Several significant knowledge gaps remain in our understanding of purL genes in extremophiles like Picrophilus torridus:

• Structure-function relationships: The precise structural adaptations that allow P. torridus purL to function at extremely low pH (0.7) and high temperatures (55-60°C) remain poorly characterized . How do these adaptations differ from those in thermophiles that operate at neutral pH?

• Evolutionary history: The evolutionary path leading to different forms of purL (monomeric, heterotetrameric, and heterodimeric) across different extremophiles is not fully mapped . Did these different forms evolve independently in response to similar environmental pressures, or through horizontal gene transfer?

• Regulatory mechanisms: How extremophiles regulate purL expression and activity in response to environmental changes remains largely unknown. Do they employ unique regulatory mechanisms compared to mesophiles?

• Protein-protein interactions: For heterodimeric and heterotetrameric forms, the specific interactions between purL and its partner proteins (PurQ, PurS) in extreme conditions are not well characterized . How do these interactions differ from those in mesophilic organisms?

• Metabolic integration: How the purine biosynthesis pathway integrates with other metabolic networks in extremophiles under stress conditions is poorly understood. Does pathway regulation differ significantly from that in mesophiles?

• Comparative performance: Systematic comparisons of catalytic efficiency, substrate specificity, and stability between purL enzymes from different extremophiles are lacking.
  Addressing these gaps would significantly enhance our understanding of how essential metabolic functions adapt to extreme environments.
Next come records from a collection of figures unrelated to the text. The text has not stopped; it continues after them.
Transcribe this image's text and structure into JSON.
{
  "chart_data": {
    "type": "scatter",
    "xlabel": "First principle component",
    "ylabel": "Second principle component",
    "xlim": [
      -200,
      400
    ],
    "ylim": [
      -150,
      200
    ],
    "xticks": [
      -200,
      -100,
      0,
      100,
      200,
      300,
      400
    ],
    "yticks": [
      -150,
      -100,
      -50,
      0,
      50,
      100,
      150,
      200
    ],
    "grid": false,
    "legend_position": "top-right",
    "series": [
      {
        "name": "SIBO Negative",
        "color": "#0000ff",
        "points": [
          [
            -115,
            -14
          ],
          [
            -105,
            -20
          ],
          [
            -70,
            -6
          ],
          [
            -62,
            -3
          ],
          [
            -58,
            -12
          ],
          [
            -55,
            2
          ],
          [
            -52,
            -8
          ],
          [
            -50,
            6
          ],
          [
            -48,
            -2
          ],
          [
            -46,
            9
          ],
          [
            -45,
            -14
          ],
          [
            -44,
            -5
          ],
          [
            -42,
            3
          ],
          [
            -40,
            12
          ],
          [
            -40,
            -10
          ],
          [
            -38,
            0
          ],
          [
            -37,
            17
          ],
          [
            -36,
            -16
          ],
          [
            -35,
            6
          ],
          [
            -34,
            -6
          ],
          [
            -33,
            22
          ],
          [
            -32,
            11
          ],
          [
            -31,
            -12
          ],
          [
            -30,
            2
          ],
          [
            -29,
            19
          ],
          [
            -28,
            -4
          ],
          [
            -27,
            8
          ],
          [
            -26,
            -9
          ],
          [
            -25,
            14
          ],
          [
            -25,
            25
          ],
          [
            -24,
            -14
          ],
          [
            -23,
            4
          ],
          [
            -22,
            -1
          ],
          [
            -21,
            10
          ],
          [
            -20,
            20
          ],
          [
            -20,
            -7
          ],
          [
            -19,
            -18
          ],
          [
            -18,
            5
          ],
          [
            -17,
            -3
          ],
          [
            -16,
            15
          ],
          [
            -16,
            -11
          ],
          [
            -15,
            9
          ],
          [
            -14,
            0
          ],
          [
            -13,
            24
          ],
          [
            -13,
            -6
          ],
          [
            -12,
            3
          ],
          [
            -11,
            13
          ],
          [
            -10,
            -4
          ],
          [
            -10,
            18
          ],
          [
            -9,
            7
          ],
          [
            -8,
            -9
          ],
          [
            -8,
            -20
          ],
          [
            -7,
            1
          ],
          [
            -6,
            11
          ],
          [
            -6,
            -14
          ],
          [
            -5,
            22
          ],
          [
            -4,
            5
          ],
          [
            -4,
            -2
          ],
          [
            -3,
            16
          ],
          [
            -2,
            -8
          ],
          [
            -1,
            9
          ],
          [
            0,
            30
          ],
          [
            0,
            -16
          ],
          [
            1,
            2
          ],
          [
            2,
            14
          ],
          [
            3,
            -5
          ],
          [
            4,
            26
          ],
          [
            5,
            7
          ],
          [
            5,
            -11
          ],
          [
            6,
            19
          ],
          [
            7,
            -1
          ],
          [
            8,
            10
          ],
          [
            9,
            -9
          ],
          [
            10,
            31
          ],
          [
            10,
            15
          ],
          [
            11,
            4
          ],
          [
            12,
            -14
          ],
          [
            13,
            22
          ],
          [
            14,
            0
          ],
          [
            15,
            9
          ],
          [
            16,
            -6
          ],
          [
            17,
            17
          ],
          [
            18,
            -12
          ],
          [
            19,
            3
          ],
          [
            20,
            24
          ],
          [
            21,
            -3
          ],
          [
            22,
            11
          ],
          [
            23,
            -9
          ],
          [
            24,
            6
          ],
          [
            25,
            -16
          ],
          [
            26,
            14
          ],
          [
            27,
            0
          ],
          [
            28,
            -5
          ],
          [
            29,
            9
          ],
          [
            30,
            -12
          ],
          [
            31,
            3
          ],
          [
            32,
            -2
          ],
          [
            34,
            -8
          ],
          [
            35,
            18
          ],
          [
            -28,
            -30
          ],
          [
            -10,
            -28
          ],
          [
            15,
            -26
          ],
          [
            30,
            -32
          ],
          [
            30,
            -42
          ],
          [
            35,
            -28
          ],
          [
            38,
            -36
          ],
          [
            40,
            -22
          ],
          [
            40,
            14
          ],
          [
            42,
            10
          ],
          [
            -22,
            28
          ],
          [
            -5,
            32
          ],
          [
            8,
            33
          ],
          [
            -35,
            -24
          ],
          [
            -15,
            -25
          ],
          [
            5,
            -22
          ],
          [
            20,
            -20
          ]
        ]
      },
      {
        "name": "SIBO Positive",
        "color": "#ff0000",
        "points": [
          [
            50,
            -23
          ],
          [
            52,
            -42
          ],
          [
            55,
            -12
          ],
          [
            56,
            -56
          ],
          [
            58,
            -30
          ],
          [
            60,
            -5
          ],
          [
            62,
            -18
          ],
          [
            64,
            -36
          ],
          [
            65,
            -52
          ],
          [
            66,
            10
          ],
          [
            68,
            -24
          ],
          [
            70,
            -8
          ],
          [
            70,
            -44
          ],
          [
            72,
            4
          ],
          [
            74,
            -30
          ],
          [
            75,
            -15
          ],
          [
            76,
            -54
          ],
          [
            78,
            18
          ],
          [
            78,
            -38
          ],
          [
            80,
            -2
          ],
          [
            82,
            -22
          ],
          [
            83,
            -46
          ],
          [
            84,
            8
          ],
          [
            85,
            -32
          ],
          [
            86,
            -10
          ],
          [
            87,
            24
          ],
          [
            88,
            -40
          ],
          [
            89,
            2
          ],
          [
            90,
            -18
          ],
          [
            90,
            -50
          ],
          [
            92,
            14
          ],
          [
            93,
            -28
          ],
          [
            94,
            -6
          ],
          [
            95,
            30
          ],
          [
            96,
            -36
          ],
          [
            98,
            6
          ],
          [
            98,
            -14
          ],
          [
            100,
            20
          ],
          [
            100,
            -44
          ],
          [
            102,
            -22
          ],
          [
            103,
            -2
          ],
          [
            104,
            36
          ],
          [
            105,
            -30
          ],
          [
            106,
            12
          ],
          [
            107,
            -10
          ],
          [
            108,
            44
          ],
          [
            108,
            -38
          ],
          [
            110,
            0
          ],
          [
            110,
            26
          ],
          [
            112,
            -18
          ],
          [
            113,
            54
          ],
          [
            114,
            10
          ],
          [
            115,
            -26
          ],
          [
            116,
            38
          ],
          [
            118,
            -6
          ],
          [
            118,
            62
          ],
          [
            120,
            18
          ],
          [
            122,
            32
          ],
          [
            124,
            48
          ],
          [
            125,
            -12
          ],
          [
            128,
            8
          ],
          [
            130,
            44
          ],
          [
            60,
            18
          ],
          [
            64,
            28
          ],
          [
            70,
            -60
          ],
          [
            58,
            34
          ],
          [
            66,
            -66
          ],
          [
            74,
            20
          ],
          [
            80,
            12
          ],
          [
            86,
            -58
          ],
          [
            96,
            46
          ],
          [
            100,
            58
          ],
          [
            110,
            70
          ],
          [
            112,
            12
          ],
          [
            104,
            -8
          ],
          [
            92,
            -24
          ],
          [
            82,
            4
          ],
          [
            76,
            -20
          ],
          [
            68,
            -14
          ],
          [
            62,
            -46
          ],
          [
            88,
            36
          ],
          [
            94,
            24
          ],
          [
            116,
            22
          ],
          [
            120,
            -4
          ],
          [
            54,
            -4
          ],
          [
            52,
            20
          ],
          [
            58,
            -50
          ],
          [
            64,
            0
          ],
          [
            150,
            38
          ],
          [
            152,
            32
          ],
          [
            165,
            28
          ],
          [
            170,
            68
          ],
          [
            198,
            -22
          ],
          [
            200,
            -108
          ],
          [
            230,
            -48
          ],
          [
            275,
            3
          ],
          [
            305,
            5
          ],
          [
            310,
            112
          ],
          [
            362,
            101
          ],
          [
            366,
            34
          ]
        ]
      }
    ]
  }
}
What potential applications exist for engineered purL variants based on extremophile research?

Research on P. torridus purL and other extremophile variants provides inspiration for engineering novel enzymes with enhanced properties. Potential applications include:

• pH-resistant biocatalysts: Engineering acid-stable enzymes for industrial processes that operate under acidic conditions, such as biofuel production from lignocellulosic biomass pretreatment or food processing.

• Thermostable enzymes for industrial processes: Developing heat-resistant variants that function efficiently at elevated temperatures, reducing cooling requirements and microbial contamination risks in industrial bioreactors.

• Designer purL enzymes for metabolic engineering: Creating optimized purL variants for synthetic biology applications to enhance purine biosynthesis in production strains, potentially improving yields of nucleotide-derived products.

• Biosensors for extreme environments: Utilizing engineered purL proteins as components of biosensors designed to function in challenging environments such as acid mine drainage, hot springs, or industrial waste streams.

• Therapeutic enzyme development: Applying extremophile-derived stability principles to engineer therapeutic enzymes with enhanced shelf-life and resistance to gastrointestinal conditions.

• Agricultural applications: Developing enzymes for soil amendment in acidic soils or for crop protection formulations that must withstand challenging environmental conditions.

• Space and astrobiology research: Creating biological systems capable of functioning in extraterrestrial environments characterized by extreme conditions. These applications demonstrate how fundamental research on extremophile enzymes like P. torridus purL can translate into practical biotechnological innovations addressing significant industrial and environmental challenges.